Enquanto o Brasil e outras nações promovem elevações de juros que raramente passam de um ponto porcentual, a Argentina, afundada na crise, aumentou sua taxa básica em 9,5 pontos: a Leliq, o equivalente argentino da brasileira Selic, agora será de 69,50%. E, mesmo assim, os juros continuarão abaixo da inflação acumulada nos últimos 12 meses no país, que em julho chegou a 71%, com perspectivas de fechar o ano de 2022 em 90% - apenas no mês de julho, a inflação foi de 7,4%. A disparada de preços e a incapacidade do governo de agir de forma eficaz para contê-la já custou a cabeça de Silvina Batakis: a protegida da vice-presidente Cristina Kirchner não durou nem um mês à frente do Ministério da Economia, e foi substituída por Sergio Massa, até então presidente da Câmara dos Deputados. Ele tomou posse no dia 3, e agora comanda um “superministério” que também inclui as antigas pastas de Agricultura, Pecuária e Pesca, e de Desenvolvimento Produtivo.
Logo após assumir, em entrevista coletiva, Sergio Massa descartou mais emissão de moeda, aquela que tem sido a saída clássica do populismo argentino para sustentar seu programa de gasto indiscriminado. Sintoma de que o governo perdeu completamente o controle é o fato de, apenas na atual gestão, a dívida pública ter aumentado em US$ 36 bilhões. O valor equivale a 80% dos quase US$ 44 bilhões que o Fundo Monetário Internacional emprestou à Argentina meses atrás, na negociação que enfureceu Cristina Kirchner e colocou o então ministro Martín Guzmán na linha de fogo da vice-presidente. De positivo, há apenas a destacar o fato de que o novo ministro parece compreender como surge a inflação, ao contrário de seu chefe, o presidente Alberto Fernández, que já demonstrou surpresa ao constatar que quanto mais dinheiro entra no mercado, mais os preços sobem.
Já há muito tempo a Argentina precisa de um choque de austeridade muito mais radical que as medidas que vêm sendo tomadas até agora – incluindo a recente alta de juros
O bom propósito de Massa, no entanto, já será colocado à prova com uma medida que ele mesmo anunciou: um reajuste de 15% nas aposentadorias, com um bônus para quem recebe o valor mínimo. O aumento é previsto em lei e ocorre trimestralmente, mas a concessão do adicional é uma decisão do governo. O ministro garantiu que, para elevar as aposentadorias e viabilizar o bônus, não será preciso emitir moeda, porque o dinheiro virá da cobrança antecipada de um imposto sobre os lucros das empresas. Até quando essa tributação será capaz de bancar um aumento que pressionará as contas públicas de forma permanente, no entanto, é algo impossível de prever. Além disso, ainda durante a gestão da antecessora de Massa, o presidente Fernández havia anunciado um pacote que chamou de “Argentina Grande” e cujo eixo central é justamente o gasto público em obras.

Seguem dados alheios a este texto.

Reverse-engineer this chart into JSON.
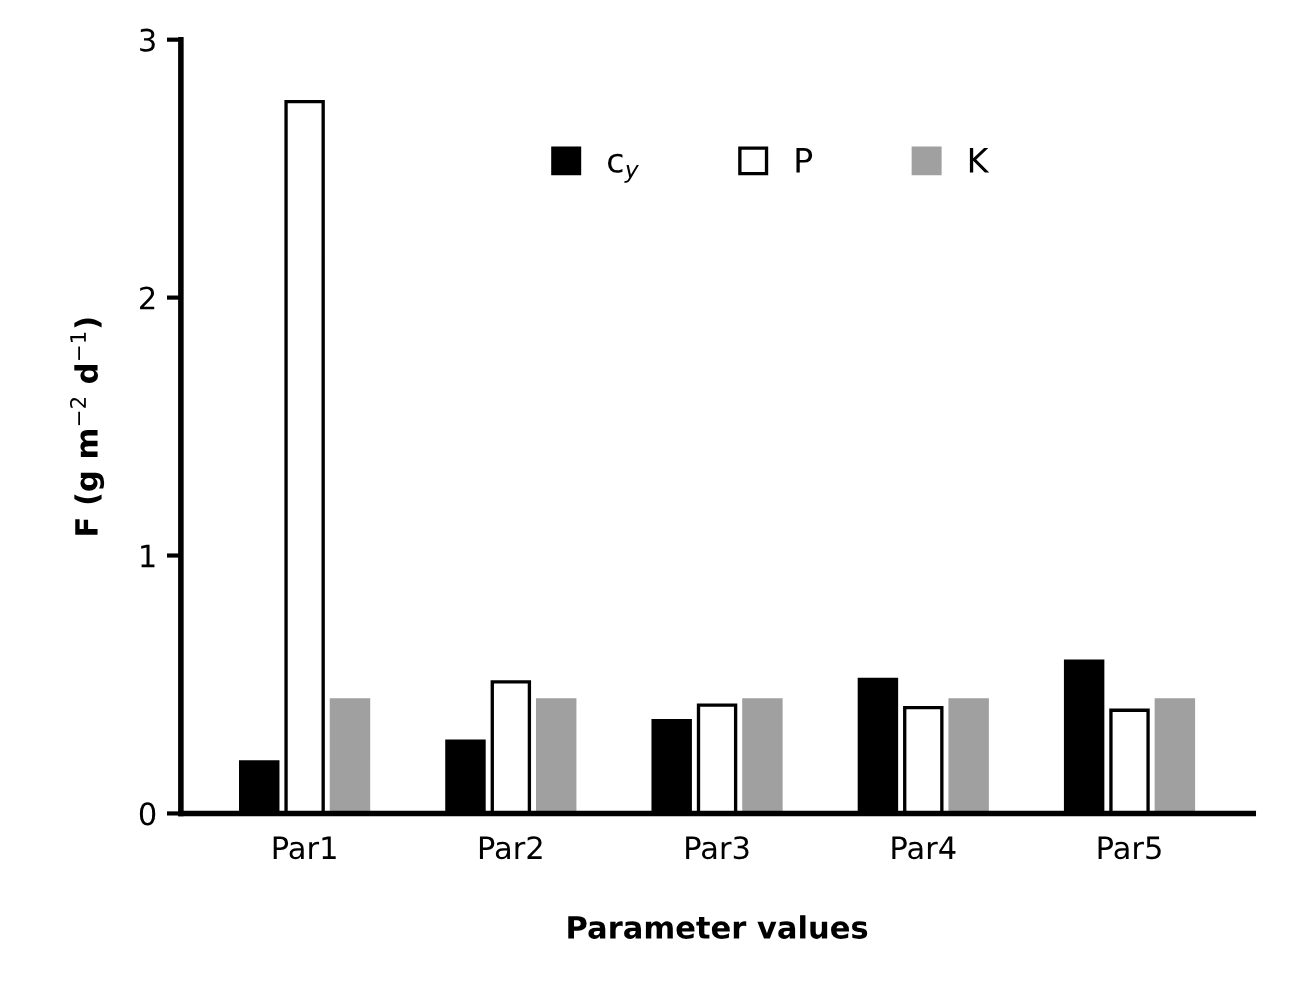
{
  "chart_data": {
    "type": "bar",
    "xlabel": "Parameter values",
    "ylabel": "F (g m$^{−2}$ d$^{−1}$)",
    "categories": [
      "Par1",
      "Par2",
      "Par3",
      "Par4",
      "Par5"
    ],
    "series": [
      {
        "name": "c$_{y}$",
        "color": "#000000",
        "values": [
          0.2,
          0.28,
          0.36,
          0.52,
          0.59
        ]
      },
      {
        "name": "P",
        "color": "#ffffff",
        "values": [
          2.76,
          0.51,
          0.42,
          0.41,
          0.4
        ]
      },
      {
        "name": "K",
        "color": "#a0a0a0",
        "values": [
          0.44,
          0.44,
          0.44,
          0.44,
          0.44
        ]
      }
    ],
    "ylim": [
      0,
      3
    ],
    "yticks": [
      0,
      1,
      2,
      3
    ],
    "grid": false,
    "legend": "top"
  }
}
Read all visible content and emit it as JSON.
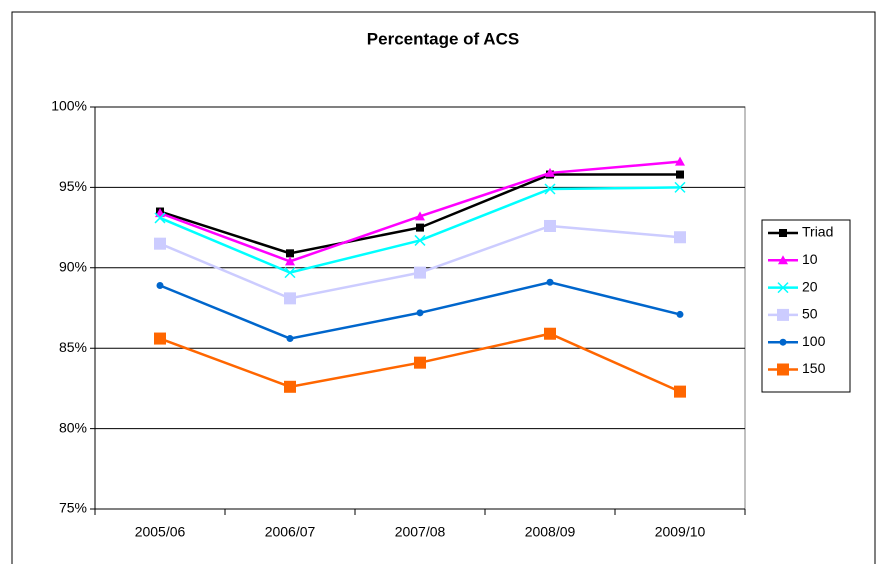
{
  "chart_data": {
    "type": "line",
    "title": "Percentage of ACS",
    "categories": [
      "2005/06",
      "2006/07",
      "2007/08",
      "2008/09",
      "2009/10"
    ],
    "series": [
      {
        "name": "Triad",
        "color": "#000000",
        "marker": "square",
        "values": [
          93.5,
          90.9,
          92.5,
          95.8,
          95.8
        ]
      },
      {
        "name": "10",
        "color": "#ff00ff",
        "marker": "triangle",
        "values": [
          93.4,
          90.4,
          93.2,
          95.9,
          96.6
        ]
      },
      {
        "name": "20",
        "color": "#00ffff",
        "marker": "x",
        "values": [
          93.1,
          89.7,
          91.7,
          94.9,
          95.0
        ]
      },
      {
        "name": "50",
        "color": "#ccccff",
        "marker": "square",
        "values": [
          91.5,
          88.1,
          89.7,
          92.6,
          91.9
        ]
      },
      {
        "name": "100",
        "color": "#0066cc",
        "marker": "circle",
        "values": [
          88.9,
          85.6,
          87.2,
          89.1,
          87.1
        ]
      },
      {
        "name": "150",
        "color": "#ff6600",
        "marker": "square",
        "values": [
          85.6,
          82.6,
          84.1,
          85.9,
          82.3
        ]
      }
    ],
    "ylim": [
      75,
      100
    ],
    "yticks": [
      {
        "value": 75,
        "label": "75%"
      },
      {
        "value": 80,
        "label": "80%"
      },
      {
        "value": 85,
        "label": "85%"
      },
      {
        "value": 90,
        "label": "90%"
      },
      {
        "value": 95,
        "label": "95%"
      },
      {
        "value": 100,
        "label": "100%"
      }
    ],
    "grid": true,
    "legend": "right"
  }
}
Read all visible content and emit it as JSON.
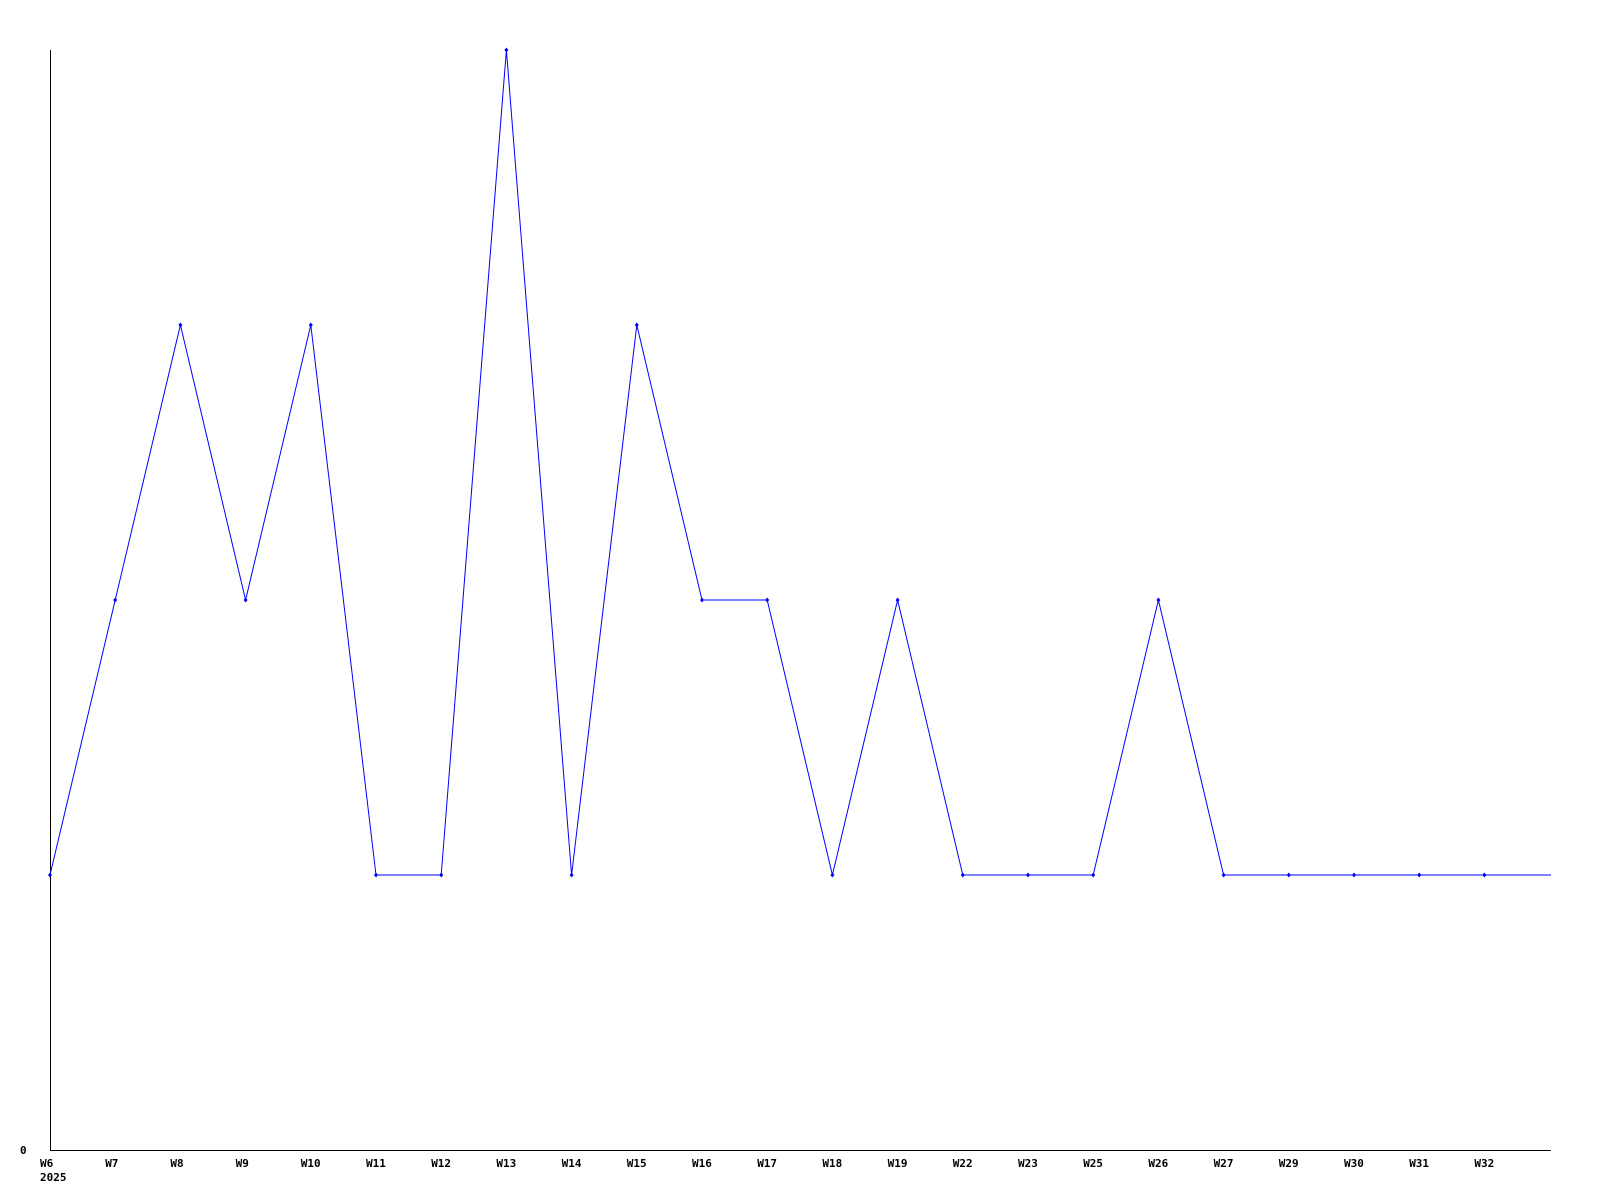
{
  "chart_data": {
    "type": "line",
    "title": "",
    "xlabel": "",
    "ylabel": "",
    "categories": [
      "W6",
      "W7",
      "W8",
      "W9",
      "W10",
      "W11",
      "W12",
      "W13",
      "W14",
      "W15",
      "W16",
      "W17",
      "W18",
      "W19",
      "W22",
      "W23",
      "W25",
      "W26",
      "W27",
      "W29",
      "W30",
      "W31",
      "W32"
    ],
    "x_sublabel": "2025",
    "series": [
      {
        "values": [
          1,
          2,
          3,
          2,
          3,
          1,
          1,
          4,
          1,
          3,
          2,
          2,
          1,
          2,
          1,
          1,
          1,
          2,
          1,
          1,
          1,
          1,
          1
        ],
        "color": "#0000ff"
      }
    ],
    "trailing_value": 1,
    "ylim": [
      0,
      4
    ],
    "y_tick_labels": [
      "0"
    ],
    "grid": false,
    "legend": "none",
    "marker": "small-diamond"
  }
}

Já há muito tempo a Argentina precisa de um choque de austeridade muito mais radical que as medidas que vêm sendo tomadas até agora – incluindo a recente alta de juros. Este foi o grande erro do ex-presidente Mauricio Macri, eleito em 2015 para reconstruir a terra arrasada deixada por 12 anos de kirchnerismo, mas que não atacou o gasto público de forma decisiva, apostando em reformas pequenas demais para o tamanho do problema que se propunham a resolver. Como resultado, a inflação não foi contida e Macri chegou ao fim do mandato promovendo até mesmo controle de preços, na contramão do ideário liberal que pregava quando chegou ao poder.
Olhar para a Argentina neste período eleitoral brasileiro e entender como nossos vizinhos conseguiram deixar de ser um dos países mais ricos do mundo para se tornarem campeões de inflação é essencial. O desastre não ocorre de forma súbita; ele é um processo gradual, que exige governantes nada comprometidos com ordem nas contas públicas e uma população que se deixa seduzir pelo discurso do gasto, sem perceber que uma economia arrumada gera as melhores oportunidades para que as pessoas saiam da pobreza. O Brasil já viveu uma hiperinflação que faria os argentinos de hoje parecerem um exemplo de boa gestão, mas felizmente esse dragão foi vencido quase 30 anos atrás, com o Plano Real; o ajuste fiscal, no entanto, ainda é tarefa que está pela metade. Quem deseja reverter reformas, derrubar ou contornar o teto de gastos, e elevar indiscriminadamente o gasto público talvez não transforme o Brasil em Argentina da noite para o dia, mas certamente recoloca o país em um caminho cujo fim, mais cedo ou mais tarde, é o mesmo de nossos vizinhos.